Yemen's political instability has been compounded and partly caused by the severe ecological crisis in the country. The average Yemeni has access to only 140 cubic meters of water per year for all uses, (101 gallons per day) while the Middle Eastern average is 1000 m3/yr, and the internationally defined threshold for water stress is 1700 cubic meters per year.[10] Yemen's groundwater is the main source of water in the country but the water tables have dropped severely leaving the country without a viable source of water. For example, in Sana'a, the water table was 30 meters below surface in the 1970s but had dropped to 1200 meters below surface by 2012. The groundwater has not been regulated by Yemen's governments.[11] Even before the revolution, Yemen's water situation had been described as increasingly dire by experts who worried that Yemen would be the "first country to run out of water".[12] Agriculture in Yemen takes up about 90% of water in Yemen even though it only generates 6% of GDP - however a large portion of Yemenis are dependent on small-scale subsistence agriculture. Half of agricultural water in Yemen is used to grow khat, a narcotic that most Yemenis chew.

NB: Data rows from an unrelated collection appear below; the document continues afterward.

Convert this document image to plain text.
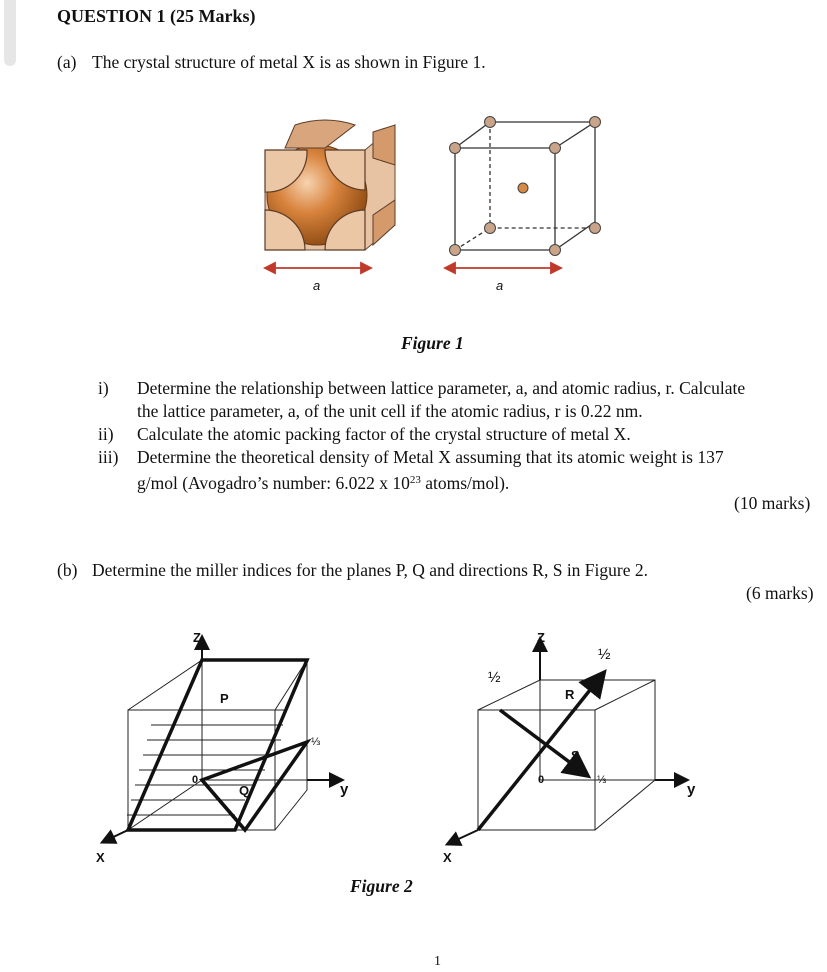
QUESTION 1 (25 Marks)
(a) The crystal structure of metal X is as shown in Figure 1.
a	a
Figure 1
i) Determine the relationship between lattice parameter, a, and atomic radius, r. Calculate
the lattice parameter, a, of the unit cell if the atomic radius, r is 0.22 nm.
ii) Calculate the atomic packing factor of the crystal structure of metal X.
iii) Determine the theoretical density of Metal X assuming that its atomic weight is 137
g/mol (Avogadro’s number: 6.022 x $10^{23}$ atoms/mol).
(10 marks)
(b) Determine the miller indices for the planes P, Q and directions R, S in Figure 2.
(6 marks)
Z
P
⅓
0
Q	y
X
Z
½
½
R
S
0	⅓
y
X
Figure 2
1
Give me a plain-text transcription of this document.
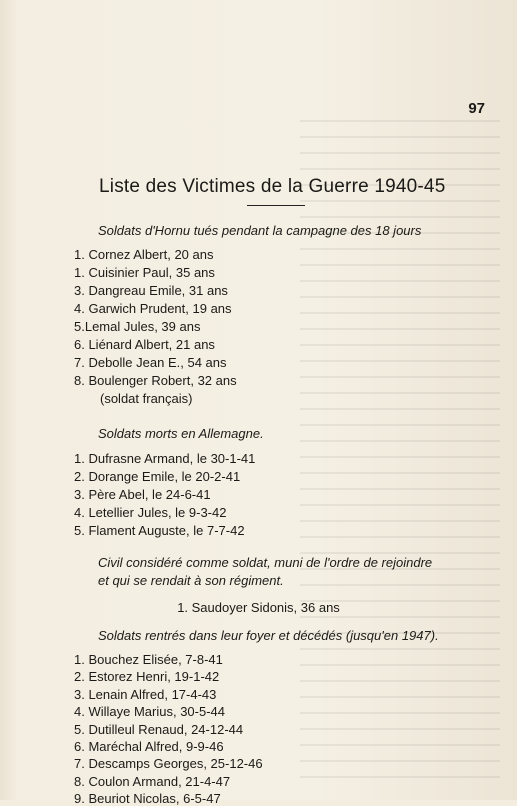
97
Liste des Victimes de la Guerre 1940-45
Soldats d'Hornu tués pendant la campagne des 18 jours
1. Cornez Albert, 20 ans
1. Cuisinier Paul, 35 ans
3. Dangreau Emile, 31 ans
4. Garwich Prudent, 19 ans
5.Lemal Jules, 39 ans
6. Liénard Albert, 21 ans
7. Debolle Jean E., 54 ans
8. Boulenger Robert, 32 ans
(soldat français)
Soldats morts en Allemagne.
1. Dufrasne Armand, le 30-1-41
2. Dorange Emile, le 20-2-41
3. Père Abel, le 24-6-41
4. Letellier Jules, le 9-3-42
5. Flament Auguste, le 7-7-42
Civil considéré comme soldat, muni de l'ordre de rejoindre
et qui se rendait à son régiment.
1. Saudoyer Sidonis, 36 ans
Soldats rentrés dans leur foyer et décédés (jusqu'en 1947).
1. Bouchez Elisée, 7-8-41
2. Estorez Henri, 19-1-42
3. Lenain Alfred, 17-4-43
4. Willaye Marius, 30-5-44
5. Dutilleul Renaud, 24-12-44
6. Maréchal Alfred, 9-9-46
7. Descamps Georges, 25-12-46
8. Coulon Armand, 21-4-47
9. Beuriot Nicolas, 6-5-47
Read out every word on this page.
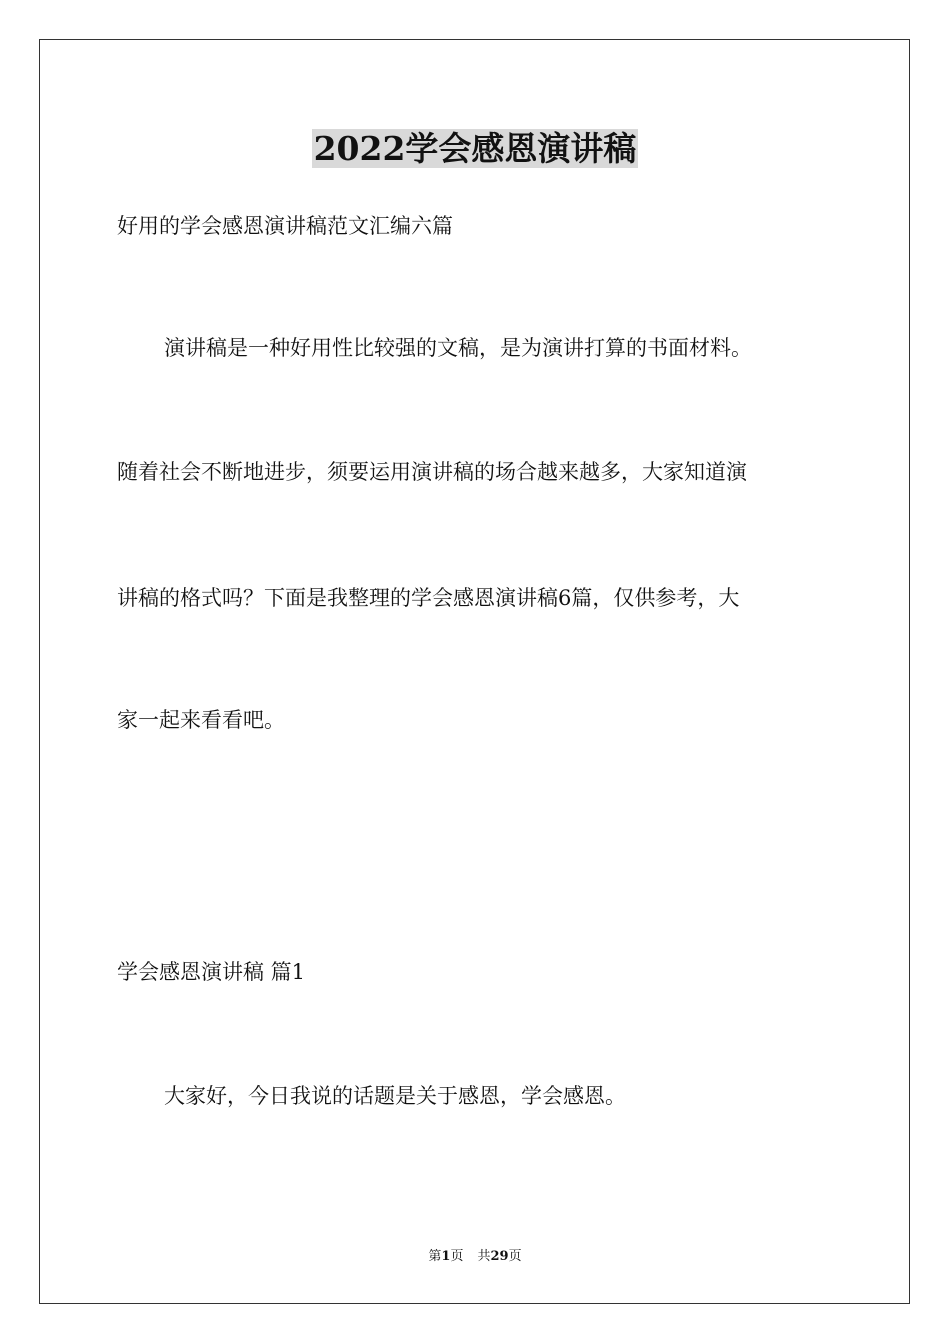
2022学会感恩演讲稿
好用的学会感恩演讲稿范文汇编六篇
演讲稿是一种好用性比较强的文稿，是为演讲打算的书面材料。
随着社会不断地进步，须要运用演讲稿的场合越来越多，大家知道演
讲稿的格式吗？下面是我整理的学会感恩演讲稿6篇，仅供参考，大
家一起来看看吧。
学会感恩演讲稿 篇1
大家好，今日我说的话题是关于感恩，学会感恩。
第1页 共29页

This means that in such a water-scarce country as Yemen, where half the population is food-insecure, 45% of the water withdrawn from the ever-depleting aquifers is used to grow a crop that feeds nobody.[11]

This water insecurity has a direct impact on political stability. Outsiders hear most about the proxy war between factions supported by other countries, but according to the Yemeni newspaper Al-Thawra, 70% to 80% of conflicts in the country's rural regions are water-related. The country's Interior Ministry has estimated that across the country, water and land related disputes kill 4,000 people a year - more than terrorism.[13] In Al-Jawf Governorate, a dispute over a well's placement has led to a blood feud that has continued for more than 30 years[11] In 2007, Yemen's minister of Water and Natural Resources suggested that the Sana'a might have to be evacuated if it runs out of water.[14] Although the government was unable to move the capital in an orderly and peaceful way, the war and political crisis has rendered Sana'a and most of Yemen into a battleground that people have been forced to flee.

Additional environmental catastrophes have battered Yemen as the war has progressed. In late 2015, two historic cyclones struck the country. The first of these, Cyclone Chapala, struck the island of Socotra before hitting the port of Mukalla on Yemen's south coast, where it caused catastrophic flash flooding.[15] This storm, combined with the following Cyclone Megh, left enough moisture in the soil for locusts to breed. These locusts can fly 100 miles in a day and destroy any crop they encounter.[16]